There are adrenaline junkie tendencies in chefs and in actors. The adrenaline when you leave a kitchen, late after a successful night, is the same feeling as leaving the theatre after performing. You can’t sleep straight away. You want to drink or dance to try and alleviate some energy. That’s a crazy thing to go through on a daily basis. While the run of a theatre show might be a few months of high energy and full abandon, for a chef, it’s life. Unrelenting creativity, passion and dedication.

When F.T. Marinetti – philosopher, poet and founder of the futurist movement – published The Futurist Cookbook in 1932, he wrote ‘it is not by chance this work is published during a world economic crisis, which has clearly inspired a dangerous depressing panic, though its future direction remains unclear. We propose as an antidote to this panic a Futurist way of cooking, that is: optimism at the table.’
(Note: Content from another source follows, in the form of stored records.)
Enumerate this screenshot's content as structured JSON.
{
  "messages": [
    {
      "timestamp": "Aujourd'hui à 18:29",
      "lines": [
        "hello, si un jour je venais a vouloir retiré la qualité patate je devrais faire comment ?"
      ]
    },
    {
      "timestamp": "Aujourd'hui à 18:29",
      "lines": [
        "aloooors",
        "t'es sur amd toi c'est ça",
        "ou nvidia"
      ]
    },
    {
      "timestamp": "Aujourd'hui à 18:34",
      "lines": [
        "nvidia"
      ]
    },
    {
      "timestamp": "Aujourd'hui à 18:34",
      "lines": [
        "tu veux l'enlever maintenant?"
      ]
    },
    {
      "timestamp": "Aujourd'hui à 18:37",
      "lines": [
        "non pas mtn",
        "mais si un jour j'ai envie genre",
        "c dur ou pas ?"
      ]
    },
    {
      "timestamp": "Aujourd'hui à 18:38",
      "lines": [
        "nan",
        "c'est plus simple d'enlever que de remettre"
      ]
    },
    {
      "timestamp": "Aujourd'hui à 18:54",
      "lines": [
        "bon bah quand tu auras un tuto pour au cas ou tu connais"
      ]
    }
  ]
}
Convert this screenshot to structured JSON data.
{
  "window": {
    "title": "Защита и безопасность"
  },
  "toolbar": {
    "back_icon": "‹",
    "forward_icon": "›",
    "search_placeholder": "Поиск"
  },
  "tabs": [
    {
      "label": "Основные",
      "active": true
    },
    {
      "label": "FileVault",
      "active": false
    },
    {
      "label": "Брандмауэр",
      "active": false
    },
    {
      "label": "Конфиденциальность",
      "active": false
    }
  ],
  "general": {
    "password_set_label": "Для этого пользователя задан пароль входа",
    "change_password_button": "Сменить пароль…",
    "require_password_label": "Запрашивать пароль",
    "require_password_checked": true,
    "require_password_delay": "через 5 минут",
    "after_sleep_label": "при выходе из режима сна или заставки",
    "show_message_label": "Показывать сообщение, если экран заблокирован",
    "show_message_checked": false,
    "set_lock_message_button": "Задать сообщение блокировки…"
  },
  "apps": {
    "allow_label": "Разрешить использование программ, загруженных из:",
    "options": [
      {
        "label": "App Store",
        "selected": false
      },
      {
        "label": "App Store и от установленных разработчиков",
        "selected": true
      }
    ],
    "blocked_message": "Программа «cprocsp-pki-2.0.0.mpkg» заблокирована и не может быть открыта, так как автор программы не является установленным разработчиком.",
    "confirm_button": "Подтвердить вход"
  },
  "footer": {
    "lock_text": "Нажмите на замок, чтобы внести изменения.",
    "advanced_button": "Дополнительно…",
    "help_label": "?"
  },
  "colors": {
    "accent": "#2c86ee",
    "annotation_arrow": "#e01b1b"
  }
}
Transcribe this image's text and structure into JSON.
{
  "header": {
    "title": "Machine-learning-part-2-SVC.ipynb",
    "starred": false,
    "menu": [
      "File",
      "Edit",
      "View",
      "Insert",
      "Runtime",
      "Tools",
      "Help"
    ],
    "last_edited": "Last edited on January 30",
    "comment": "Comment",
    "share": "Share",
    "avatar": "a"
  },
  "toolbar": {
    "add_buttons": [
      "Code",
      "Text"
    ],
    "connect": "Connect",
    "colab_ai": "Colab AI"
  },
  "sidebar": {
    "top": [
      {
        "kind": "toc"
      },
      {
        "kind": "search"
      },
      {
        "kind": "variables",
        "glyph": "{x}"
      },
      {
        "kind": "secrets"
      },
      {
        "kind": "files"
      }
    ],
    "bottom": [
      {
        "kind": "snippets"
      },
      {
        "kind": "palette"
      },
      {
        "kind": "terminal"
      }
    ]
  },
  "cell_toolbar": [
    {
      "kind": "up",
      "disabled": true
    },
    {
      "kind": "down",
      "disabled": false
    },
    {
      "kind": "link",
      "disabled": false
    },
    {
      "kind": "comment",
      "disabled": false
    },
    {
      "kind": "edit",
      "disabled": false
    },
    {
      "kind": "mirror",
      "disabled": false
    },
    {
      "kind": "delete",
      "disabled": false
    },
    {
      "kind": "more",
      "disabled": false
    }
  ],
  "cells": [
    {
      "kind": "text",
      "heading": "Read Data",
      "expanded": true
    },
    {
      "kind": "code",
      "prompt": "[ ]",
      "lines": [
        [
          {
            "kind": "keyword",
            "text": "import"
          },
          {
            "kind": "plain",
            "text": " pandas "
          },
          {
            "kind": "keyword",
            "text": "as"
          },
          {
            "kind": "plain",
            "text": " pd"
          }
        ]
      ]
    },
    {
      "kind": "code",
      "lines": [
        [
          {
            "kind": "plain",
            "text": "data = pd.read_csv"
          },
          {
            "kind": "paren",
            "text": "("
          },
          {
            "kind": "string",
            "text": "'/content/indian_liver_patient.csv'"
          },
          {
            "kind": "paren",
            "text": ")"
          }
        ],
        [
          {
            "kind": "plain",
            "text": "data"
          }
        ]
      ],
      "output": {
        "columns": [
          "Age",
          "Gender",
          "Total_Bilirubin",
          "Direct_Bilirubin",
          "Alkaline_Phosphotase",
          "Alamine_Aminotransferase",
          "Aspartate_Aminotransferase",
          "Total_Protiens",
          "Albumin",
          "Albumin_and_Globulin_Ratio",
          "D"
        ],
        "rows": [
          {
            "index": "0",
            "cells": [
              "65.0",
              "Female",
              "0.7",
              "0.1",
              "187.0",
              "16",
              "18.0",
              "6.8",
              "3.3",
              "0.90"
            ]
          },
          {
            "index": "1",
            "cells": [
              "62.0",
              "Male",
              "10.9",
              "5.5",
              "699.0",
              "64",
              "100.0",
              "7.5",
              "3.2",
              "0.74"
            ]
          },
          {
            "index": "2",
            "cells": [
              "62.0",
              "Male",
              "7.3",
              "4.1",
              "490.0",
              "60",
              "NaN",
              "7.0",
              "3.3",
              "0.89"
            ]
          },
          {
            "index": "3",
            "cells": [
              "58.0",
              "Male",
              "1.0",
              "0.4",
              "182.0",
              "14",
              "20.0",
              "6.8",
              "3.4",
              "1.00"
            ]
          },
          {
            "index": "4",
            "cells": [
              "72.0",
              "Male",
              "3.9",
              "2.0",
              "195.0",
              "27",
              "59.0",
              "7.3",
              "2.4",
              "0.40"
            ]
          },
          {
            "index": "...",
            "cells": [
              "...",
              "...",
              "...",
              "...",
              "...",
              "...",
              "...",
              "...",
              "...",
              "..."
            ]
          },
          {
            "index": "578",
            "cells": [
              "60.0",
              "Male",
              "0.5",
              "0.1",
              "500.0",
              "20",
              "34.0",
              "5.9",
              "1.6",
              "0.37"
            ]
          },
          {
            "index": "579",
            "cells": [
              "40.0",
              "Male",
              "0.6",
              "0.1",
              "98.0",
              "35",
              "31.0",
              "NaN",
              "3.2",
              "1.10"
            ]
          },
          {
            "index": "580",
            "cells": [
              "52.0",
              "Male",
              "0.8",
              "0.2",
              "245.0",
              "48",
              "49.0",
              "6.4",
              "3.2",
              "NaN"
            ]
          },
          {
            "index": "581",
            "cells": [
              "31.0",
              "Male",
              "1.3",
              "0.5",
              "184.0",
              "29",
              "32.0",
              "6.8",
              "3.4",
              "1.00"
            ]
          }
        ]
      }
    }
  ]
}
His suggestions for Futurist cooking were extreme. But the idea of food experience as a promise of optimism and the root of sensory pleasures is relevant and inspiring in the face of what we just experienced.

So as the curtain rises and we are granted the absolute honour of properly eating out once more, let’s really soak it in and salute every cog in the restaurant chain for his tenacity.


Iska Lupton is a creative director and the co-author of Grand Dishes, which celebrates the stories and recipes of the world’s grandmothers.